Tegoroczny sezon na boiskach 2. ligi z pewnością jest dość nietypowy. Przede wszystkim sporo zmieniła pandemia, która nie pozostała bez wpływu na organizację rozgrywek, a z drugiej strony w rywalizacji bierze udział 19 zespołów. To oznacza każdorazową pauzę jednej z ekip w danej kolejce.
KKS Kalisz dobrze rozpoczął obecny sezon. Na inaugurację wygrał 2:0 z Błękitnymi Stargard. W drugiej kolejce beniaminek uległ Skrze Częstochowa 1:0. W trzeciej serii spotkań przyszła druga porażka w sezonie i pierwsza na własnym terenie – Kakaesiacy ulegli 1:2 drużynie Garbarni Kraków. Jedna drużyna Ryszarda Wieczorka po porażkach potrafiła szybko wrócić na właściwe tory. Dlatego już kolejny mecz dał komplet punktów w wyjazdowej konfrontacji z rezerwami Śląska Wrocław.
W 5. kolejce sezonu na boiskach 2. ligi drużyna KKS-u Kalisz odpoczywała. Jednak przerwa nie wpłynęła na zespół najlepiej – na koniec września zespół przegrał u siebie 0:3 z Wigrami Suwałki. Październik natomiast rozpoczął się od równie okazałego zwycięstwa na wyjeździe z Motorem Lublin. KKS nadal radził sobie ze zmiennym szczęściem. Po 2:1 u siebie z Bytovią, porażka 3:0 na wyjeździe z Chojniczanką.
Drużyna trenera Wieczorka przegrała także kolejny mecz. Tym razem w Kaliszu lepsza okazała się Stal Rzeszów, która kończyła mecz korzystnym dla siebie wynikiem 0:2. W 11. i 12. kolejce KKS strzelił w sumie 8 bramek – wyjazdowy sukces 1:4 z Sokołem Ostróda i domowy triumf 4:0 z Hutnikiem Kraków były z pewnością udowodnieniem, że KKS jest zespołem mogącym prezentować się naprawdę solidnie na szczeblu centralnym.

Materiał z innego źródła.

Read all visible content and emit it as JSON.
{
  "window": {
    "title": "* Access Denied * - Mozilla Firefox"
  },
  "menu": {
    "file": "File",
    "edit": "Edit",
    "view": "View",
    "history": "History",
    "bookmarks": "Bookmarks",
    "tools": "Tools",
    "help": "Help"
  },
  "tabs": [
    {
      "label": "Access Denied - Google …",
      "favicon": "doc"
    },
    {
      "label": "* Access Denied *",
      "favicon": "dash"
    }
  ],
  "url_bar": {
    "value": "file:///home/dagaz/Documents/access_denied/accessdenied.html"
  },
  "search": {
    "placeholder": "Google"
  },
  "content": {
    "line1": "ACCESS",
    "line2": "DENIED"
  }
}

Ciekawy był szczególnie mecz w Ostródzie. Gospodarze do przerwy zmarnowali dwa rzuty karne, a KKS od 37 minuty mecz grał w osłabieniu. Mimo to w drugiej odsłonie spotkania Kaliszanie zdobyli 4 bramki i stracili tylko jedną. Kaliszanie w naprawdę dobrych nastrojach mogli przystępować do meczu z GKS-em Katowice, ale tym razem faworyzowany zespół z Górnego Śląska nie pozostawił wątpliwości i wygrał u siebie 4:1.
W 14. kolejce sezonu KKS znów wygrał. Tym razem u siebie z rezerwami Lecha Poznań 2:0. Tydzień później kolejna przegrana na wyjeździe. Górnik Polkowice ograł Kakaesiaków 2:1. W ostatnich trzech meczach jesieni kibice nie widzieli wielu bramek w meczach KKS-u Kalisz. Porażka 0:1 z Pogonią Siedlce i następnie dwie minimalne wygrane – 0:1 z Olimpią Grudziądz i 1:0 ze Zniczem Pruszków. W takim stylu beniaminek kończy rok 2020.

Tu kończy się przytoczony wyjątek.